OpenAI’s GPT Store and GPT Teams, launched last week, face early challenges with users creating chatbots that violate the platform’s usage policies. The store allows users to create customized versions of the popular ChatGPT tool for specific purposes. However, some users have used the customization potential to develop chatbots outside OpenAI’s guidelines.
Searching for “girlfriend” on the store yields surprising results: “Korean Girlfriend,” “Virtual Sweetheart,” and “Your AI girlfriend, Tsu,” among at least eight others. These bots violate OpenAI’s policy, which bans GPTs from fostering romantic companionship or engaging in “regulated activities.”

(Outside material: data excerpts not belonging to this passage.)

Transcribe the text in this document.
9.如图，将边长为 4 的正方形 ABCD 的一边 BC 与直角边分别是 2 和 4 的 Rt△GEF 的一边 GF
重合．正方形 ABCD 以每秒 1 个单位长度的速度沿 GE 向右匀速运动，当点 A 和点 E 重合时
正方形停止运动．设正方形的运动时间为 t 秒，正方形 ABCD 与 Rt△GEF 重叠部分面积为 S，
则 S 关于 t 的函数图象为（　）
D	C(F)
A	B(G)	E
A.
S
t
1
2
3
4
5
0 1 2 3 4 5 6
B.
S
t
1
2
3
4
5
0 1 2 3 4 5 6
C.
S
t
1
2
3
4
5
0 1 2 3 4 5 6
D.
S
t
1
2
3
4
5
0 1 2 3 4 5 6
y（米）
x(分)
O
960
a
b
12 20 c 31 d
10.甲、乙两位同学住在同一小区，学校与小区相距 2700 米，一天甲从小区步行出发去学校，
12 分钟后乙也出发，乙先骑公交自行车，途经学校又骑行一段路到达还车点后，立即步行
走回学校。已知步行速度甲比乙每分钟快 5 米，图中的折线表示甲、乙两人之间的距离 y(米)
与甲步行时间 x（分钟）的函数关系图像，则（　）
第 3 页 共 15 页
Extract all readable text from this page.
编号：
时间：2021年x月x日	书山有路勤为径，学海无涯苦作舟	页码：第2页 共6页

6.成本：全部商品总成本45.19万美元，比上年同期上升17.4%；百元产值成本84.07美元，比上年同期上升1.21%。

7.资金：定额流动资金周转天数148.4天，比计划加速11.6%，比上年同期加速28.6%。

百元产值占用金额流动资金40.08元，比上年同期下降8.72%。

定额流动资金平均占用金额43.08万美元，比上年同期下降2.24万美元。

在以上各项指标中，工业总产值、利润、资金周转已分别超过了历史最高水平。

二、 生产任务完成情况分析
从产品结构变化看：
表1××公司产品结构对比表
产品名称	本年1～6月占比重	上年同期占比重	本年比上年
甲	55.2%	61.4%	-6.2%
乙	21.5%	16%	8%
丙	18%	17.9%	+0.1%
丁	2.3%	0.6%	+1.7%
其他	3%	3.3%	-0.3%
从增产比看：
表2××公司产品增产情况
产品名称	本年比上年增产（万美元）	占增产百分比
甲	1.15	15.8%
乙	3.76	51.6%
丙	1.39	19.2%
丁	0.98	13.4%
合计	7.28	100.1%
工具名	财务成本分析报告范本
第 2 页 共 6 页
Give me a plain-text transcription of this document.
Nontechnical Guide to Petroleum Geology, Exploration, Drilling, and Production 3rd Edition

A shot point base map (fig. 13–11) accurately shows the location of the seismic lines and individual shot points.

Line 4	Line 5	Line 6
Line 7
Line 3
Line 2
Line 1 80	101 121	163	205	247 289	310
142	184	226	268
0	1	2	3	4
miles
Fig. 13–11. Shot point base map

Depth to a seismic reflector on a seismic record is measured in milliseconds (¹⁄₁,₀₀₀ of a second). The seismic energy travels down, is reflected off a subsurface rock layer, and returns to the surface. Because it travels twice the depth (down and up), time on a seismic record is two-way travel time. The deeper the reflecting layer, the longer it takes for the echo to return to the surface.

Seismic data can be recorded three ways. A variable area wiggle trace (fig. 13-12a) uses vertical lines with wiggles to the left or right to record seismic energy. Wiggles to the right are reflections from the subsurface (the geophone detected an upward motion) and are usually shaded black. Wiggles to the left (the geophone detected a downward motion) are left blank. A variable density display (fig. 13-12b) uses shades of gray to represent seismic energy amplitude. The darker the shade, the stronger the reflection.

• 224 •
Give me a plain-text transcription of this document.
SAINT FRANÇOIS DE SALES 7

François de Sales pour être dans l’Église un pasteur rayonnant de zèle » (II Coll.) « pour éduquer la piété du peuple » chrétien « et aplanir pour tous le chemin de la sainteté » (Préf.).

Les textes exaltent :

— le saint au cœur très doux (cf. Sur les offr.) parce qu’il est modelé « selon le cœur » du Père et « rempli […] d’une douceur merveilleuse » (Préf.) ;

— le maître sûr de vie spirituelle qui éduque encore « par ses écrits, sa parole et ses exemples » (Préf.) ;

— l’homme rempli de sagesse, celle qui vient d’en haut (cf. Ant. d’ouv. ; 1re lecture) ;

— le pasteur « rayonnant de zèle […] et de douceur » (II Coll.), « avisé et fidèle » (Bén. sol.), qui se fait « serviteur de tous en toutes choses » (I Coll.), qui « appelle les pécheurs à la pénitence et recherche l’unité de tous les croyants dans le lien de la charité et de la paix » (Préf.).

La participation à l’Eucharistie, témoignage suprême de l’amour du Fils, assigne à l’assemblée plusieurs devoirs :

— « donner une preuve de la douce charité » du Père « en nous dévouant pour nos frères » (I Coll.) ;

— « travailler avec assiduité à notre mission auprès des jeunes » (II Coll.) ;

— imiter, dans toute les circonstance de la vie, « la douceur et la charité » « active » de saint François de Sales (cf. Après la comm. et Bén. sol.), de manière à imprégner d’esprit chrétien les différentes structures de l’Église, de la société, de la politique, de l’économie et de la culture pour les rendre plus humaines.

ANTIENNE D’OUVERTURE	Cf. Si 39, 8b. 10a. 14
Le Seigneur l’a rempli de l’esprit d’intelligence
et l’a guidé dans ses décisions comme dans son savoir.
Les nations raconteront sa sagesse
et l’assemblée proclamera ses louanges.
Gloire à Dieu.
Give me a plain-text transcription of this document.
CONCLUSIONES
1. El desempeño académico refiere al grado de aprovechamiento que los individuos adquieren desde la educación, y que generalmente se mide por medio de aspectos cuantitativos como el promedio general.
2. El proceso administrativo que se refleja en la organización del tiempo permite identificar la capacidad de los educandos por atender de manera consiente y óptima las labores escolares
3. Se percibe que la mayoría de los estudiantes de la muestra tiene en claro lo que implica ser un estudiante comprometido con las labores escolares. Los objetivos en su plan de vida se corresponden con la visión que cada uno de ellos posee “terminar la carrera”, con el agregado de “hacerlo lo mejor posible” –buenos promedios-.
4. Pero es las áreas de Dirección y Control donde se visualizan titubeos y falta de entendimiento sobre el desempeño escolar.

This isn’t a small trend. Relationship chatbots are surprisingly popular, with seven of the top 30 AI chatbot downloads in 2023 (US) being romance-related.
As reported by the source, OpenAI is aware of the policy violations occurring at the GPT Store. The company employs automated systems, human review, and user reports to identify and assess potentially problematic GPTs. Possible consequences for violating policies include warnings, limitations on sharing functionalities, or exclusion from the GPT Store or monetization programs.
Not just this, a recent change in the policies means that armies and militaries can legally use ChatGPT.
The GPT Store experiment holds promise for AI innovation, but the “girlfriend” bot incident shows that regulation remains a crucial frontier.